Great article! Thank you. I knew nothing about this artist but his work is amazing.

P.S. Stefan, if you happen to find the article you mentioned and it’s in Dutch, I’m happy to help and translate.

 
Comment by Stefan Gefter
2015-05-07 02:33:24

Thanks! Here are some possible places to look if anyone is interested in helping to prove or disprove the quote.:

“Le Mercure de France”,”Chronique” or “Le Journal de Bruxelles”

 
Comment by Stefan Gefter
2015-05-07 11:38:12

I found an early review of H. Alvim Corrêa’s work in the 1906 edition. Photos and translation on my FB group page. Enjoy!

 
Comment by Rachel
2015-06-06 14:09:11

These pictures are amazing, and so forward-thinking and groundbreaking in the design of the robotic martians and the ways their movement and weaponry is depicted. I showed this to a couple sic-fi/horror fan friends at work and their jaws dropped. Beautiful stuff.

Comment by livius drusus
2015-06-08 13:07:46

I came across the recent movie version of The War of the Worlds on tv the other night, and it made me appreciate Alvim Correa’s work even more in hindsight. While Spielberg clearly was inspired by the artist, he didn’t come close to conveying the dark living terror of his robots and Martians.

 
 
Comment by Cristina
2015-06-07 23:41:16

Hello!
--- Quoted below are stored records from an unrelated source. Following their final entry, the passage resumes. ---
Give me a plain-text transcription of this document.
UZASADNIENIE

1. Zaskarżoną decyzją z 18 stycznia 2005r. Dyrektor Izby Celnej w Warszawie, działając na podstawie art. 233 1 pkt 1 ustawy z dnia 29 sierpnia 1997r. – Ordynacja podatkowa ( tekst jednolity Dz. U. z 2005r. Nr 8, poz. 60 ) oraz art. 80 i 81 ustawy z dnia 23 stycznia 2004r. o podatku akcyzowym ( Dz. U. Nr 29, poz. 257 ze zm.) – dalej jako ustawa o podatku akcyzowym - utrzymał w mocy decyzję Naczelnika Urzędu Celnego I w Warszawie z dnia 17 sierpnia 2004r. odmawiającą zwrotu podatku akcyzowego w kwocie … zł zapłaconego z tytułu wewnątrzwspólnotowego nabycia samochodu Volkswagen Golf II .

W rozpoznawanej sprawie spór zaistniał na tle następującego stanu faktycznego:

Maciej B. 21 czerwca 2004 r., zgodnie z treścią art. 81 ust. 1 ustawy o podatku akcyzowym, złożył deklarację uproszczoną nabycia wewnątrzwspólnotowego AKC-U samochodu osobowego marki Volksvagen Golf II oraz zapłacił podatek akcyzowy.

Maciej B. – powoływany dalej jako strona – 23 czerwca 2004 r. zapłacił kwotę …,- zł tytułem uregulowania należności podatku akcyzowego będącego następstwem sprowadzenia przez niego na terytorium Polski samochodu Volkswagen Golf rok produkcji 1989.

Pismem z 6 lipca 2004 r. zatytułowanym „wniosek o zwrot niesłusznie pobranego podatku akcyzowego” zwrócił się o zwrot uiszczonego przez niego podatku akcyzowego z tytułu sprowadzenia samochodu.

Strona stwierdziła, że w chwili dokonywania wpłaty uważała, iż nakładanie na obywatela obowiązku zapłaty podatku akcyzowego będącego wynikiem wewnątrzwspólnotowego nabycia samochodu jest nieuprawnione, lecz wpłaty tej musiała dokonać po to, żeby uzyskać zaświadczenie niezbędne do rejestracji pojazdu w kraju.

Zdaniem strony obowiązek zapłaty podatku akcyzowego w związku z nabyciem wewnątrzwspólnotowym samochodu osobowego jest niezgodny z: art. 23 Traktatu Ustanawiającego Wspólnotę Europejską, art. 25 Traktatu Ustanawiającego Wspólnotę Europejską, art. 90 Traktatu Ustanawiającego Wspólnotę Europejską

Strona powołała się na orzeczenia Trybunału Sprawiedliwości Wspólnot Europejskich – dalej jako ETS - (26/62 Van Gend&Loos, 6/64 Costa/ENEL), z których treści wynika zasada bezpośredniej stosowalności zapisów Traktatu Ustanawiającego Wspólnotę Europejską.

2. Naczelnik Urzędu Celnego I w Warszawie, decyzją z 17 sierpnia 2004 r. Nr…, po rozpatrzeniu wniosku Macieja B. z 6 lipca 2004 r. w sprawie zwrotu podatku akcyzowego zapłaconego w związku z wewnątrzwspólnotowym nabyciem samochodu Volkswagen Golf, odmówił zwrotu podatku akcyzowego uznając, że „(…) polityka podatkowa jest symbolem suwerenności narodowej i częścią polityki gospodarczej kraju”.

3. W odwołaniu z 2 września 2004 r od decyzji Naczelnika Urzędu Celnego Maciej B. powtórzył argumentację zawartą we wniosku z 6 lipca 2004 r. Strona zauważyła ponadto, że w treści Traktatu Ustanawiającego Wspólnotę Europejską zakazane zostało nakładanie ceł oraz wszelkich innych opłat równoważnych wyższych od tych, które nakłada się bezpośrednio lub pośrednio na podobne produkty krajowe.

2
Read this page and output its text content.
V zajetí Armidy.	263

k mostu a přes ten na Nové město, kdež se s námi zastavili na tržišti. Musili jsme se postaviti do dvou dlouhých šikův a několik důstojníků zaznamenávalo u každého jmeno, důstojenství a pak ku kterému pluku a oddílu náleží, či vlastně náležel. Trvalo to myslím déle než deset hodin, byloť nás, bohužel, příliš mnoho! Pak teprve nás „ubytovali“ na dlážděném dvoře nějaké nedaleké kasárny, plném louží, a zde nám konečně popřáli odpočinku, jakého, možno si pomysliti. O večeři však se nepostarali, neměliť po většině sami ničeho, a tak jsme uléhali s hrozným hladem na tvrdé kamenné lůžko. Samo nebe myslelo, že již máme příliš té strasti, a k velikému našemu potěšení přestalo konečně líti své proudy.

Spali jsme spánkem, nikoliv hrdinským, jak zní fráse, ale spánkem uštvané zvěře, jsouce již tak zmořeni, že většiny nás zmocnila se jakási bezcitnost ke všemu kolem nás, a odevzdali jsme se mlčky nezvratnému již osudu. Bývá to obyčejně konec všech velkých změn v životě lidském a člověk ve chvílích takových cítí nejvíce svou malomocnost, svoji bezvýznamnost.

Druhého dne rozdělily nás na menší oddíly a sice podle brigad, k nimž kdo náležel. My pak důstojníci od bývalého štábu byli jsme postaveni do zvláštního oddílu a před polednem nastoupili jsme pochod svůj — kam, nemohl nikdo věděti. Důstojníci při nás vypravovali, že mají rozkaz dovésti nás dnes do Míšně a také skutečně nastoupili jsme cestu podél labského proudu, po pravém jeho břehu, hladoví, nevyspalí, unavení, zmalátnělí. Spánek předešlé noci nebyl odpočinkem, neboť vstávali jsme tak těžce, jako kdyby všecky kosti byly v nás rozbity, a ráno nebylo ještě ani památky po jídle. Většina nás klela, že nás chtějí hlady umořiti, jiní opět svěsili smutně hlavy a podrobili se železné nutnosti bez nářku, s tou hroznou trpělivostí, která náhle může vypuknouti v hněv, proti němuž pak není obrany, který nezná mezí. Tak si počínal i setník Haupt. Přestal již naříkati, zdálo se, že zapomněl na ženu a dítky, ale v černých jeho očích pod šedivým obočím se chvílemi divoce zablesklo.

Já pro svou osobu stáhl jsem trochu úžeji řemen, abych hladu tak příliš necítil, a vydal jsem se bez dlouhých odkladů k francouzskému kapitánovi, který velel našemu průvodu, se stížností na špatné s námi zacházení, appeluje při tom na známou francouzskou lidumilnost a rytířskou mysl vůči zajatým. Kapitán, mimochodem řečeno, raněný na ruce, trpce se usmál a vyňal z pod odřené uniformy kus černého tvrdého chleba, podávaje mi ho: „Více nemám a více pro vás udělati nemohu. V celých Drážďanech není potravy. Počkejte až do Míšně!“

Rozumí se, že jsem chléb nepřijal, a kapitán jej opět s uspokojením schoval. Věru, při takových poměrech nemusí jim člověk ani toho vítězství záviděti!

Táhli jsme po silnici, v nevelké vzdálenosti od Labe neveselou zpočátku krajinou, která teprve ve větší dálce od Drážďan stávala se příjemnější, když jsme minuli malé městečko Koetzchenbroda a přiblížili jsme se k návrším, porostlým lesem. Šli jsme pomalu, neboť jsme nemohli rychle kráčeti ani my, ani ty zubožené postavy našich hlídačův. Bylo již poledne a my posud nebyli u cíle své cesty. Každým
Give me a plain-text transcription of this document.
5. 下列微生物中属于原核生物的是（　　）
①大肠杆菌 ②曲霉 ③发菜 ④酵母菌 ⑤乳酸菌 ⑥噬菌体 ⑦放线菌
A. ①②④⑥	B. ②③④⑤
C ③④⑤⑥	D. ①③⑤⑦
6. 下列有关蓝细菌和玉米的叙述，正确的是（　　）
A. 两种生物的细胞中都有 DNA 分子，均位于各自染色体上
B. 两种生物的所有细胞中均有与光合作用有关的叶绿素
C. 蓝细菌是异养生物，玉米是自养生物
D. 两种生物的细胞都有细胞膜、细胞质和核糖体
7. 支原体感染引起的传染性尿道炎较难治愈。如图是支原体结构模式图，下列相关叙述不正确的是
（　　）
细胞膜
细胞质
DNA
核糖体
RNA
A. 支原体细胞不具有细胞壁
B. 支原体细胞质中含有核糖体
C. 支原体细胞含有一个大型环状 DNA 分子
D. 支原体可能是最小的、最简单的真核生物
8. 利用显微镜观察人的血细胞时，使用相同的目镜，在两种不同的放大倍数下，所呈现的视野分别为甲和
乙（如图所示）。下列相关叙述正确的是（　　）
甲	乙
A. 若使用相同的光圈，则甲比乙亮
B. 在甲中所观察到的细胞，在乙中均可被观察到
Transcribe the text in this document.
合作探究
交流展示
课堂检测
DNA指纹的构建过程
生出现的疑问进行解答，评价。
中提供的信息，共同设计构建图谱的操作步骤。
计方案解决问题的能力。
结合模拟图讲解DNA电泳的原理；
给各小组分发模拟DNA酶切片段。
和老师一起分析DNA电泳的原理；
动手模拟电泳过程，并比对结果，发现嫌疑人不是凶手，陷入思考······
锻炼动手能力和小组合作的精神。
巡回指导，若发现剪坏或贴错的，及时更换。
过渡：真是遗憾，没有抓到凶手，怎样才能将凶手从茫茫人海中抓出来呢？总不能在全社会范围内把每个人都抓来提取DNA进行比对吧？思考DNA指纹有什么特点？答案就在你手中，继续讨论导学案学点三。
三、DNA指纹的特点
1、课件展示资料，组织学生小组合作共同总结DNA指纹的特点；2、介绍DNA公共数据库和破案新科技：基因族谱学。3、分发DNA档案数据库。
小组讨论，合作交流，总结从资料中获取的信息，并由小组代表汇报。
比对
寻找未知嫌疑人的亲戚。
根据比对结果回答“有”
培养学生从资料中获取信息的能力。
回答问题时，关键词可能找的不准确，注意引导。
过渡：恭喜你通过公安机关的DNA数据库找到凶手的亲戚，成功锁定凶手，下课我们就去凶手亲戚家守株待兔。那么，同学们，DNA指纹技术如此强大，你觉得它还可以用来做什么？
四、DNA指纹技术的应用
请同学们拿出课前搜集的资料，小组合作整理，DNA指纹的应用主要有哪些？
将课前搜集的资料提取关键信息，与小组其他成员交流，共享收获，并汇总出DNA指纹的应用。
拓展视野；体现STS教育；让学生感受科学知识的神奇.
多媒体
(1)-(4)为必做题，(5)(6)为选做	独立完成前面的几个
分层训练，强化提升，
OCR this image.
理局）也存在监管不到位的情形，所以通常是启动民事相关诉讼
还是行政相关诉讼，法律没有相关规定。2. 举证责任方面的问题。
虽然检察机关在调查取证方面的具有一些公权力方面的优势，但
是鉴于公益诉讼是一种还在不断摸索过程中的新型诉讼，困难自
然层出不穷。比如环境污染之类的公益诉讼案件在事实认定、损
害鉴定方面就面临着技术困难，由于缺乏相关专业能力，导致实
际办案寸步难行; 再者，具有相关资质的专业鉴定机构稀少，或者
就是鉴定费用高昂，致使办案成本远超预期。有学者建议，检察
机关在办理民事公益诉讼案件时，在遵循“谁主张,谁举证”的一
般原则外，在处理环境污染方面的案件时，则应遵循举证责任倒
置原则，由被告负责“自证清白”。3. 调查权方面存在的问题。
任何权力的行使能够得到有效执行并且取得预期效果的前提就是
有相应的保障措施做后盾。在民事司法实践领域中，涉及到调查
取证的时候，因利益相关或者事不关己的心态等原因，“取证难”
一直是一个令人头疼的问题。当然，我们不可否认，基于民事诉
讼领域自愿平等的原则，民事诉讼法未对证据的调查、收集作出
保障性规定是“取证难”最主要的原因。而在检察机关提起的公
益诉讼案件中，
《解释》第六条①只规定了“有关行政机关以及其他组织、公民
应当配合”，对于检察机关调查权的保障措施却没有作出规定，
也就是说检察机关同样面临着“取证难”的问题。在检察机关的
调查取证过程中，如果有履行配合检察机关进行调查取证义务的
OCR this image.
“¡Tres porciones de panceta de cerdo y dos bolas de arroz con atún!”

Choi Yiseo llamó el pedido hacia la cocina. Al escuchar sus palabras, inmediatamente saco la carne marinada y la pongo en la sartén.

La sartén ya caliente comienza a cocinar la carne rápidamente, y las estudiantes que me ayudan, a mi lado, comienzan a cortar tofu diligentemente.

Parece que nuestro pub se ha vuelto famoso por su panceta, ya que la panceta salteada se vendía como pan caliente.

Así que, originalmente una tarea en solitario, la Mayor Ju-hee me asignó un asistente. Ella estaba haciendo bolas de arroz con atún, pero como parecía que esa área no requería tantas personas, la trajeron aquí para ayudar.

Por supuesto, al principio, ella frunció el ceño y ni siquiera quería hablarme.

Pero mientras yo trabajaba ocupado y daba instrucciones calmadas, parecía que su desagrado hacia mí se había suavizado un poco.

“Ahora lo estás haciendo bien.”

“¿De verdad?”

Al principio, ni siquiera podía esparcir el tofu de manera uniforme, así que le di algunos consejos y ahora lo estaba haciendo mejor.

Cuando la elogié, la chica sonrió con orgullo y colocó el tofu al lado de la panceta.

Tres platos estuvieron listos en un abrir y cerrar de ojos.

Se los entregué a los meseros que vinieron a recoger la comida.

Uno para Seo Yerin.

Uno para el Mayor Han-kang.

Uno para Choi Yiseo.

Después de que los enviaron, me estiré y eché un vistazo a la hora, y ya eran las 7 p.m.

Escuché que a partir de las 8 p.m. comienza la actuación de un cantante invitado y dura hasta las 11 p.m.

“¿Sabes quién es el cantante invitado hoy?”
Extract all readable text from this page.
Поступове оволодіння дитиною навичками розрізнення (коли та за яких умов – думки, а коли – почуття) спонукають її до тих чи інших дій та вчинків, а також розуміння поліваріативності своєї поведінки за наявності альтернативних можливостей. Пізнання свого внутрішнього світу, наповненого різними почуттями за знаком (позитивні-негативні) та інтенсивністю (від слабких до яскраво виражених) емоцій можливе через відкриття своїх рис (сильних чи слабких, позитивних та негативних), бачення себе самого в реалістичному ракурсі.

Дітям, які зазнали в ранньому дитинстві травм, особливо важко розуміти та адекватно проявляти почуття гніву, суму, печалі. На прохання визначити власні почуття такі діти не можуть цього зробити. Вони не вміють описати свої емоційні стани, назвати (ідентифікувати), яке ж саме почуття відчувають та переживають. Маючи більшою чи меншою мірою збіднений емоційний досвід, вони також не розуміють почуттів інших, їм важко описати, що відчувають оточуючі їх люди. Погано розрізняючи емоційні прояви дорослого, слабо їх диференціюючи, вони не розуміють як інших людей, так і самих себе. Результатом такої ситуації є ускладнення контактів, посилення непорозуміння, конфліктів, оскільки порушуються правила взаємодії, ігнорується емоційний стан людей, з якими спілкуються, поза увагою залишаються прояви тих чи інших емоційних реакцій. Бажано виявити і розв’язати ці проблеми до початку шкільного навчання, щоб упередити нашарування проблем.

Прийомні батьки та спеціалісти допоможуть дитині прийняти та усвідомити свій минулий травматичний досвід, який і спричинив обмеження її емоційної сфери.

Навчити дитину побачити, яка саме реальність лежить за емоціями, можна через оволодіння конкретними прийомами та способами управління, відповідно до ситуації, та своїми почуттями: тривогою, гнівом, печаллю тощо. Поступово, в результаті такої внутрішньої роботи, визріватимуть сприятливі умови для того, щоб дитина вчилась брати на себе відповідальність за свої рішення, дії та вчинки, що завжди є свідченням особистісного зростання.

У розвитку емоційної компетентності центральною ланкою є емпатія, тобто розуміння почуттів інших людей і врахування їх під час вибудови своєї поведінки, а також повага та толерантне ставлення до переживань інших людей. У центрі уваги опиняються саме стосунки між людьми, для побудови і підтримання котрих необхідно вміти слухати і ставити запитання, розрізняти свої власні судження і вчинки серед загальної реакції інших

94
Excellent article. It is so hard to find information about Alvim Correa, even here in Brazil. Do you happen to know if he also produced “fashion drawings” as the ones used to illustrate ladies magazines? I have recently seen one drawing, signed, and could not tell it was his or not. Thanks in advance.

Comment by livius drusus
2015-06-08 13:04:11

I don’t know, I’m afraid. I did encounter a drawing of a fashionably attired woman, but I don’t know if it was a fashion plate for a magazine or just a drawing of his own. I suspect the latter. Most of the women in his art were nudes.

Here’s a pdf in Portuguese that is a biography of his life. I tried to figure it out using an online translator and my knowledge of Italian but obviously there was tons of information I couldn’t make heads or tails of. Perhaps it will be helpful to you since you can actually read it. :)

 
 
Comment by Stefan Gefter
2015-06-08 12:03:16

Hi All:
Just to let you know that there are 6 original Corrêa drawings that weren’t sold at the auction.
Regards,
Stefan

 
Comment by Cristina
2015-06-08 13:40:00

Thank you so much livius drusus. Yes, the archive of the Brazilian art historian who wrote this study (Alexandre Eulalio) belongs to the University where I teach (UNICAMP). He was a teacher here as well but passed away in 1988. However, his PDF you´ve sent me was written in the essay format (no footnotes, no clues of where he was getting his information from). He does thanks Alvim Correa´s family for letting him see letters, photographs and other documents, but dont´s say where these documents were. A puzzle indeed. May I help you with the Portuguese or translations, please feel free to ask (assure you my Portuguese is much better than my English :yes: )

 
Comment by Pedro Martins C. Xexeo
2015-12-29 05:35:30

I have one of the posters announcing the L. Vandamme&Co. edition ( 1906 ) of ” La Guerre des Mondes ” ( ‘ The War of the Worlds ‘ ).The pôster was given to me – in 1976 -by one of Henrique Alvim Corrêa’s two sons : Roberto Alvim Corrêa (Eduardo was the name of the other son ).